Already in the preface we find a really telling instance of eisegesis:
The entire work will be devoted to the elucidation of astrology as practised by the ancient people, explain the "mystery of the serpent," so as to enable one if so desired to do as the Teacher did when ascertaining if the woman should be adjuged guilty by the Pharisees when he stooped and wrote upon the ground with his finger (i.e., cast a horoscope or horary question), and saw the answer. [1, p. v]
In a similar way, Anderson keeps using his own assumptions, inserting them into the text as evidence of these self-same assumptions.
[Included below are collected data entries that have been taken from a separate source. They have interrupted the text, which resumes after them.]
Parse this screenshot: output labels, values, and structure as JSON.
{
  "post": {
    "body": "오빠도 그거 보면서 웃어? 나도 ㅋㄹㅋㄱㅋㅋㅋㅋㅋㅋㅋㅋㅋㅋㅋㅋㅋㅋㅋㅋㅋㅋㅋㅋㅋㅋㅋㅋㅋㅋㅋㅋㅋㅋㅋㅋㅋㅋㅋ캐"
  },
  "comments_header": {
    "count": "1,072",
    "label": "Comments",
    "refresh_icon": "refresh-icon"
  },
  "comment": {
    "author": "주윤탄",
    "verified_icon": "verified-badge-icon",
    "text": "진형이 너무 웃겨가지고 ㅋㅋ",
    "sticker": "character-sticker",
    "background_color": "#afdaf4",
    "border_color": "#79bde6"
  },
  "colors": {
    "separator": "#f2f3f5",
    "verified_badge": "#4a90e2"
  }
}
Anderson provides a fanciful history of the origin of astrology:
Yet did they carefully note the effects of different configurations, and noticed magnetic changes take place upon the earth as the sun and moon were aspected differently by the planets, and through them passed this magnetism to each other as well as upon the earth and the inhabitants thereof, as well as all things upon it [...]As the earth revolved, every degree and minute and second of degree was carefully noted for year after year, till the planets had gone through all their multitudinous changes, and then they were able to say what would happen to a person born at such an hour and minute, with such and such configurations or magnetic rays affecting him, or would produce for the future; [1. p. 4]
For the planets to go through all their changes in relation to each other for every second of a degree, the size of the records that would have to be kept rival the surface size of the north American continent. Surely, such records would have left some trace - even the industry required to obtain material for such records in ancient times would have left quite obvious and clear remains.

Any number of claims Anderson made can be rejected without further investigation - his confusion as to linguistics, the Hebrew language, history and so on are all impressively obvious. Let me point to one more example:
It is plainly shown by the writer of Genesis that not only the period of caloric or heated cycle, when the earth was not yet cool enough to precipitate rain, and human life was not yet existent, was meant in this description, but also that a tropical region in a tropical climate was the first abode of man. To digress: our Old Testaments are exceedingly incorrect in much of their rendering of the Hebrew, and therein lies much false reasoning occasioned by such errors. Probably one of the most important of omissions is that of the following: -
 GEN ii. 3: "And God blessed the seventh day, and sanctified it: because that in it he had rested from all his work which God created and made."
 Now, a very important omission is here at the end, it is this: "which God created, and made to create by evolution," this omission being לעשות, or laassass; my authority for this being the Rev. Fleurlicht, doctor of divinity and a celebrated Hebrew scholar.[1, p. 120-121]

His failure to provide any sources for his claims reduces his quality as a source even further, and his failure to explain his conclusions using realistic, feasible scenarios or reasoning makes him come off as almost religiously ignorant. It should come as no surprise that this author also believed in Atlantis, in the ancients having incredible knowledge of science and technology, and so on.

In conclusion, Karl Anderson's The Astrology of the Old Testament can only really serve as a source if we want to know what 19th century astrologists believed. D.M. Murdock accepting him as a source on the beliefs of ancient Israelites and early Christians is a strong indicator that she is not a credible scholar.

I may return to this work to point out even more of its flaws in the future, once I have familiarized myself more with it.

[1] Anderson, Karl; The Astrology of the Old Testament.